Lesson learned for all of us: KISS - Keep it Simple Stupid, a saying I repeat to myself daily :)

Angel Toribilo was the last and final speaker who gave his speech from Interpersonal Communication #1 on "Conversing with Ease". His goal was to initiate a conversation with a stranger and show how to make appropriate transitions, while asking open-ended questions, to achieve a successful conversation. Angel started his speech providing great points on how to work your way into a conversation without intimidating or scaring off the stranger using simple tools such as: a genuine smile, small talk, open ended questions to provide small details about yourself, and finally, the emotional bond. His roleplaying with a stranger at a wedding was clear and to the point, giving us that great sense of "I'm uncomfortable but it's nice to talk to someone" feeling. My suggestions were to providing a bit more information on body language, not to mention to use a powerpoint to illustrate simple points that we should keep in mind, such as "be approachable". These words, or an image, on the screen can help us all stay connected to the conversation, while at the same time, giving the speaker more room for play as the key word is behind him/her. Overall, he did well, as usual giving us his dashing smile, articulate diction and warm approach.

Lesson learned: Simple props can help give texture to a speech while nailing down the main actionable points that the audience can walk away with. 

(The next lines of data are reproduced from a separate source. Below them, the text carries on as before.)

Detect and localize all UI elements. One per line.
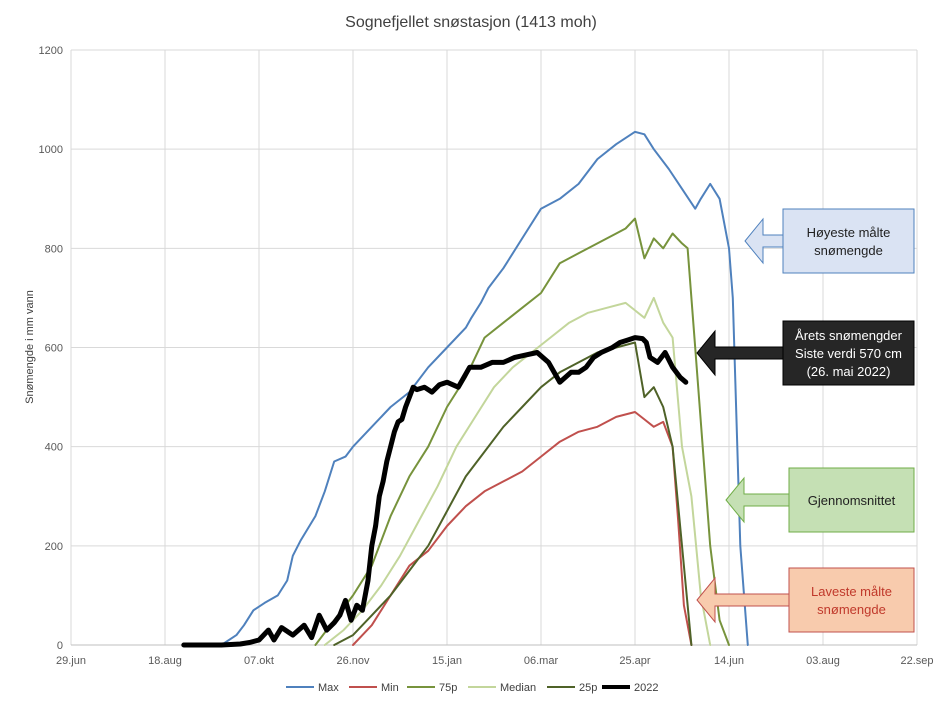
- x-tick-labels: 29.jun 18.aug 07.okt 26.nov 15.jan 06.mar 25.a…: [56, 655, 934, 667]
- x-tick-label: 22.sep: [900, 655, 933, 667]
- x-tick-label: 14.jun: [714, 655, 744, 667]
- y-tick-label: 800: [45, 243, 63, 255]
- callout-arrow: [744, 217, 784, 265]
- callout-current: Årets snømengder Siste verdi 570 cm (26. m…: [696, 320, 915, 386]
- x-tick-label: 18.aug: [148, 655, 182, 667]
- series-line-min: [352, 411, 693, 646]
- legend-label: 2022: [634, 682, 658, 694]
- series-line-max: [220, 130, 749, 646]
- y-tick-label: 0: [57, 640, 63, 652]
- callout-text: Høyeste målte: [807, 225, 891, 240]
- x-tick-label: 15.jan: [432, 655, 462, 667]
- callout-text: Årets snømengder: [795, 328, 903, 343]
- x-tick-label: 07.okt: [244, 655, 274, 667]
- callout-text: Gjennomsnittet: [808, 493, 896, 508]
- legend: Max Min 75p Median 25p 2022: [286, 682, 658, 694]
- series-line-25p: [333, 341, 693, 646]
- y-tick-label: 1200: [39, 45, 63, 57]
- x-tick-label: 26.nov: [336, 655, 370, 667]
- callout-box: [782, 320, 915, 386]
- series-line-median: [323, 296, 712, 646]
- y-tick-label: 200: [45, 541, 63, 553]
- legend-item-2022: 2022: [602, 682, 658, 694]
- callout-arrow: [725, 476, 790, 524]
- callout-arrow: [696, 329, 784, 377]
- y-tick-label: 400: [45, 442, 63, 454]
- y-axis-label: Snømengde i mm vann: [24, 290, 36, 404]
- callout-text: (26. mai 2022): [807, 364, 891, 379]
- callout-min: Laveste målte snømengde: [696, 567, 915, 633]
- chart-title: Sognefjellet snøstasjon (1413 moh): [345, 14, 597, 31]
- callout-text: Siste verdi 570 cm: [795, 346, 902, 361]
- legend-label: Median: [500, 682, 536, 694]
- callout-max: Høyeste målte snømengde: [744, 208, 915, 274]
- y-tick-label: 1000: [39, 144, 63, 156]
- callout-box: [782, 208, 915, 274]
- callout-box: [788, 467, 915, 533]
- legend-label: Min: [381, 682, 399, 694]
- callout-arrow: [696, 576, 790, 624]
- x-tick-label: 29.jun: [56, 655, 86, 667]
- callout-box: [788, 567, 915, 633]
- legend-label: Max: [318, 682, 339, 694]
- x-tick-label: 25.apr: [619, 655, 651, 667]
- y-tick-label: 600: [45, 343, 63, 355]
- x-tick-label: 06.mar: [524, 655, 559, 667]
- callout-average: Gjennomsnittet: [725, 467, 915, 533]
- legend-item-median: Median: [468, 682, 536, 694]
- series-lines: [181, 130, 749, 648]
- legend-item-75p: 75p: [407, 682, 457, 694]
- x-tick-label: 03.aug: [806, 655, 840, 667]
- callouts: Høyeste målte snømengde Årets snømengder Si…: [696, 208, 915, 633]
- legend-item-max: Max: [286, 682, 339, 694]
- callout-text: Laveste målte: [811, 584, 892, 599]
- legend-item-25p: 25p: [547, 682, 597, 694]
- series-line-2022: [181, 335, 689, 648]
- legend-label: 75p: [439, 682, 457, 694]
- legend-label: 25p: [579, 682, 597, 694]
- callout-text: snømengde: [817, 602, 886, 617]
- callout-text: snømengde: [814, 243, 883, 258]
- y-tick-labels: 0 200 400 600 800 1000 1200: [39, 45, 63, 652]
- legend-item-min: Min: [349, 682, 399, 694]
- series-line-75p: [314, 217, 730, 646]
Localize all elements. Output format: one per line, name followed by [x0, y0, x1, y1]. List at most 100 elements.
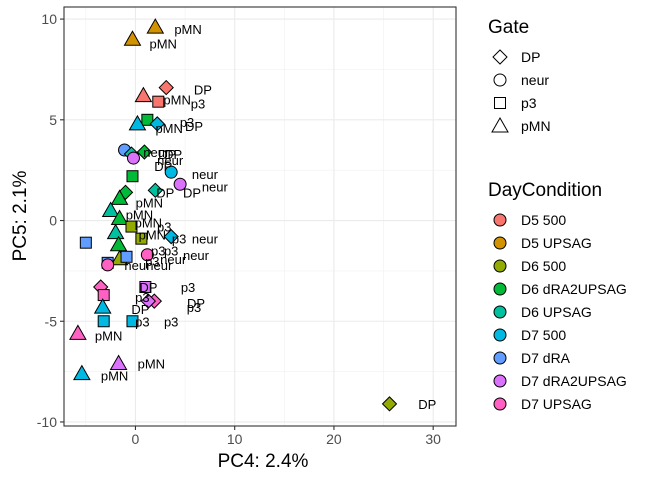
- condition-legend-label: D7 dRA2UPSAG: [521, 373, 627, 389]
- gate-legend-key: [492, 49, 508, 65]
- data-point: [163, 228, 179, 245]
- data-point: [110, 189, 129, 205]
- data-point: [126, 315, 139, 328]
- data-point: [97, 315, 110, 328]
- data-point: [101, 201, 120, 217]
- condition-legend-key: [493, 328, 507, 342]
- y-tick-label: -10: [37, 414, 57, 430]
- data-point: [73, 364, 91, 381]
- gate-legend-key: [493, 73, 507, 87]
- x-tick-label: 20: [326, 431, 342, 447]
- data-point: [146, 18, 165, 34]
- data-point: [381, 396, 398, 412]
- point-label: p3: [164, 314, 178, 329]
- condition-legend-key: [493, 213, 507, 227]
- axes: 0 10 20 30 -10 -5 0 5 10: [37, 11, 441, 447]
- gate-legend-label: p3: [521, 95, 537, 111]
- point-label: neur: [157, 153, 184, 168]
- point-label: pMN: [135, 216, 162, 231]
- data-point: [158, 79, 174, 96]
- condition-legend-label: D5 500: [521, 212, 566, 228]
- data-point: [97, 289, 110, 302]
- data-point: [120, 250, 133, 263]
- point-label: neur: [146, 258, 173, 273]
- condition-legend-label: D6 UPSAG: [521, 304, 592, 320]
- y-tick-label: 0: [49, 213, 57, 229]
- point-label: p3: [191, 97, 205, 112]
- data-point: [152, 95, 165, 108]
- point-label: neur: [143, 145, 170, 160]
- data-point: [139, 281, 152, 294]
- y-axis-label: PC5: 2.1%: [10, 170, 31, 261]
- gate-legend-key: [494, 97, 506, 109]
- data-point: [147, 182, 164, 199]
- data-point: [79, 236, 92, 249]
- point-label: DP: [187, 296, 205, 311]
- point-label: DP: [183, 185, 201, 200]
- condition-legend-key: [493, 397, 507, 411]
- point-label: DP: [154, 159, 172, 174]
- data-point: [134, 86, 153, 103]
- condition-legend-key: [493, 259, 507, 273]
- data-point: [109, 235, 128, 252]
- point-label: neur: [192, 167, 219, 182]
- point-label: DP: [194, 83, 212, 98]
- data-point: [164, 165, 178, 179]
- point-label: p3: [187, 300, 201, 315]
- point-label: p3: [135, 314, 149, 329]
- x-tick-label: 10: [227, 431, 243, 447]
- point-label: DP: [164, 147, 182, 162]
- point-label: p3: [172, 232, 186, 247]
- condition-legend-label: D7 dRA: [521, 350, 571, 366]
- data-point: [149, 116, 165, 132]
- data-point: [126, 170, 139, 183]
- point-label: pMN: [155, 121, 182, 136]
- data-point: [109, 354, 128, 371]
- point-label: p3: [164, 244, 178, 259]
- y-tick-label: 5: [49, 112, 57, 128]
- point-label: DP: [418, 397, 436, 412]
- point-label: p3: [181, 280, 195, 295]
- data-point: [140, 293, 157, 309]
- point-label: p3: [145, 254, 159, 269]
- condition-legend-key: [493, 305, 507, 319]
- point-label: neur: [192, 232, 219, 247]
- point-label: pMN: [101, 369, 128, 384]
- gate-legend: Gate DP neur p3 pMN: [488, 17, 551, 134]
- point-label: p3: [135, 290, 149, 305]
- point-label: DP: [139, 280, 157, 295]
- gate-legend-label: DP: [521, 49, 540, 65]
- y-tick-label: 10: [41, 11, 57, 27]
- x-tick-label: 0: [132, 431, 140, 447]
- condition-legend-label: D7 UPSAG: [521, 396, 592, 412]
- point-label: pMN: [136, 195, 163, 210]
- condition-legend-label: D7 500: [521, 327, 566, 343]
- point-label: pMN: [139, 228, 166, 243]
- point-label: DP: [131, 302, 149, 317]
- condition-legend-key: [493, 282, 507, 296]
- x-axis-label: PC4: 2.4%: [218, 451, 309, 472]
- data-point: [123, 30, 142, 46]
- point-label: neur: [202, 179, 229, 194]
- condition-legend: DayCondition D5 500 D5 UPSAG D6 500 D6 dRA2…: [488, 180, 627, 412]
- point-label: neur: [183, 248, 210, 263]
- gate-legend-label: pMN: [521, 118, 551, 134]
- condition-legend-key: [493, 374, 507, 388]
- point-label: neur: [124, 258, 151, 273]
- panel-border: [63, 6, 457, 427]
- condition-legend-label: D5 UPSAG: [521, 235, 592, 251]
- gate-legend-key: [491, 116, 509, 133]
- point-label: pMN: [174, 22, 201, 37]
- gate-legend-label: neur: [521, 72, 549, 88]
- condition-legend-key: [493, 236, 507, 250]
- condition-legend-label: D6 500: [521, 258, 566, 274]
- data-point: [140, 248, 154, 262]
- condition-legend-title: DayCondition: [488, 180, 602, 201]
- point-label: p3: [180, 115, 194, 130]
- data-point: [106, 223, 125, 240]
- condition-legend-key: [493, 351, 507, 365]
- x-tick-label: 30: [425, 431, 441, 447]
- point-label: DP: [156, 185, 174, 200]
- data-point: [126, 151, 140, 165]
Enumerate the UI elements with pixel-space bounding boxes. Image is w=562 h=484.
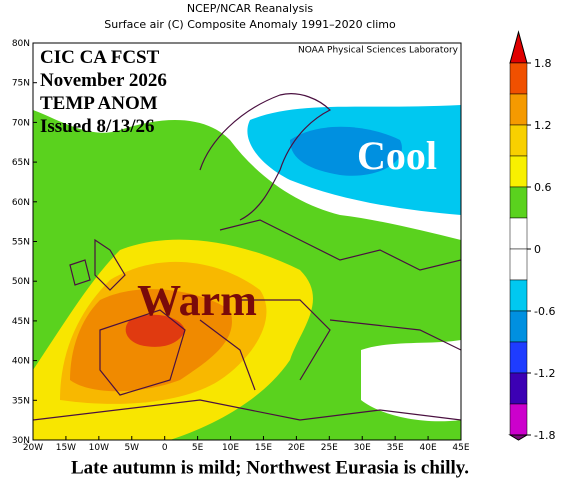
lat-label: 50N xyxy=(12,277,30,287)
lon-label: 10E xyxy=(222,443,239,453)
title: NCEP/NCAR Reanalysis xyxy=(187,2,313,15)
overlay-line: November 2026 xyxy=(40,70,167,91)
lon-label: 35E xyxy=(387,443,404,453)
warm-label: Warm xyxy=(137,276,257,325)
colorbar-cell xyxy=(509,124,528,157)
subtitle: Surface air (C) Composite Anomaly 1991–2… xyxy=(104,18,396,31)
colorbar-top xyxy=(509,30,528,64)
lon-label: 45E xyxy=(452,443,469,453)
lon-label: 15W xyxy=(56,443,76,453)
lat-label: 70N xyxy=(12,118,30,128)
lon-label: 10W xyxy=(89,443,109,453)
lon-label: 30E xyxy=(354,443,371,453)
lat-label: 35N xyxy=(12,396,30,406)
colorbar-label: -1.8 xyxy=(534,429,555,442)
credit-box xyxy=(275,44,460,56)
colorbar-cell xyxy=(509,62,528,95)
colorbar-cell xyxy=(509,217,528,250)
lon-label: 15E xyxy=(255,443,272,453)
colorbar-cell xyxy=(509,186,528,219)
colorbar-label: 0.6 xyxy=(534,181,552,194)
colorbar-label: 1.8 xyxy=(534,57,552,70)
colorbar-cell xyxy=(509,310,528,343)
credit: NOAA Physical Sciences Laboratory xyxy=(298,46,459,56)
cool-label: Cool xyxy=(357,133,437,178)
overlay-line: Issued 8/13/26 xyxy=(40,116,155,137)
colorbar-label: -1.2 xyxy=(534,367,555,380)
map-field xyxy=(33,43,461,440)
lat-label: 75N xyxy=(12,79,30,89)
lon-label: 0 xyxy=(162,443,168,453)
lat-label: 45N xyxy=(12,317,30,327)
colorbar-label: 0 xyxy=(534,243,541,256)
lon-label: 25E xyxy=(321,443,338,453)
lat-label: 40N xyxy=(12,357,30,367)
colorbar-cell xyxy=(509,155,528,188)
caption: Late autumn is mild; Northwest Eurasia i… xyxy=(71,457,469,478)
colorbar-label: -0.6 xyxy=(534,305,555,318)
colorbar: 1.8 1.2 0.6 0 -0.6 -1.2 -1.8 xyxy=(508,30,555,442)
lat-label: 65N xyxy=(12,158,30,168)
colorbar-cell xyxy=(509,372,528,405)
lon-label: 5W xyxy=(124,443,139,453)
colorbar-bottom xyxy=(508,434,529,441)
overlay-line: TEMP ANOM xyxy=(40,93,158,114)
lon-label: 20W xyxy=(23,443,43,453)
overlay-line: CIC CA FCST xyxy=(40,47,160,68)
colorbar-cell xyxy=(509,279,528,312)
colorbar-label: 1.2 xyxy=(534,119,552,132)
colorbar-cell xyxy=(509,403,528,436)
lon-label: 40E xyxy=(420,443,437,453)
lon-label: 5E xyxy=(192,443,204,453)
lon-label: 20E xyxy=(288,443,305,453)
colorbar-cell xyxy=(509,93,528,126)
colorbar-cell xyxy=(509,341,528,374)
lat-label: 80N xyxy=(12,39,30,49)
lat-label: 60N xyxy=(12,198,30,208)
lat-label: 30N xyxy=(12,436,30,446)
lat-label: 55N xyxy=(12,238,30,248)
colorbar-cell xyxy=(509,248,528,281)
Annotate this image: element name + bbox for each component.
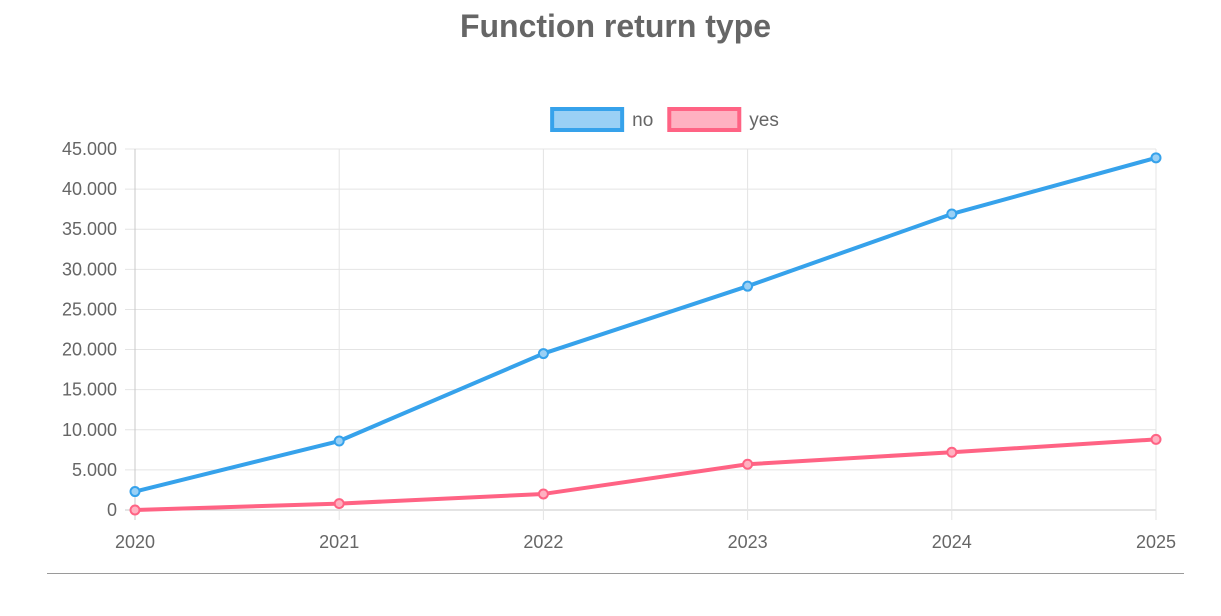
data-point-no	[946, 208, 958, 220]
y-tick-label: 0	[107, 500, 117, 520]
data-point-no	[1150, 152, 1162, 164]
y-tick-label: 35.000	[62, 219, 117, 239]
y-tick-label: 10.000	[62, 420, 117, 440]
data-point-yes	[946, 446, 958, 458]
legend-label-no: no	[632, 110, 653, 131]
x-tick-label: 2025	[1136, 532, 1176, 552]
y-tick-label: 15.000	[62, 380, 117, 400]
data-point-no	[742, 280, 754, 292]
series	[129, 152, 1162, 516]
x-tick-label: 2022	[523, 532, 563, 552]
legend-label-yes: yes	[749, 110, 779, 131]
y-tick-label: 20.000	[62, 340, 117, 360]
data-point-yes	[742, 458, 754, 470]
y-tick-label: 30.000	[62, 259, 117, 279]
data-point-yes	[537, 488, 549, 500]
x-tick-label: 2023	[728, 532, 768, 552]
legend-swatch-no	[550, 107, 625, 132]
x-tick-label: 2021	[319, 532, 359, 552]
grid	[125, 148, 1157, 520]
data-point-yes	[333, 498, 345, 510]
x-tick-label: 2024	[932, 532, 972, 552]
chart-title: Function return type	[459, 8, 772, 44]
series-line-no	[133, 155, 1158, 494]
data-point-no	[333, 435, 345, 447]
y-tick-label: 40.000	[62, 179, 117, 199]
legend: no yes	[550, 107, 779, 132]
data-point-no	[129, 486, 141, 498]
data-point-no	[537, 348, 549, 360]
series-line-yes	[133, 437, 1158, 512]
x-tick-label: 2020	[115, 532, 155, 552]
y-tick-label: 25.000	[62, 299, 117, 319]
data-point-yes	[1150, 433, 1162, 445]
axes: 0 5.000 10.000 15.000 20.000 25.000 30.000 35.0…	[62, 139, 1176, 552]
y-tick-label: 45.000	[62, 139, 117, 159]
y-tick-label: 5.000	[72, 460, 117, 480]
divider	[47, 573, 1184, 574]
data-point-yes	[129, 504, 141, 516]
legend-swatch-yes	[667, 107, 742, 132]
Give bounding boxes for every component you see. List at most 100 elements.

As for the Table Topics Lluis Cona did a fab session with pictures of individuals in odd clothing, asking each volunteer to explain a situation where they either were wearing the clothing or where they had to make those around them do it. Great improve, fast thinking and good spirit prevailed. Maybe one of these days I'll get up there and volunteer too :) 

In short, my night came to a close just as I had expected. I felt content that maybe, just maybe, we all walked away feeling as if we are still all connected, and share a common familiar experience. And if that's what I can take away each and every time, it's absolutely worth it.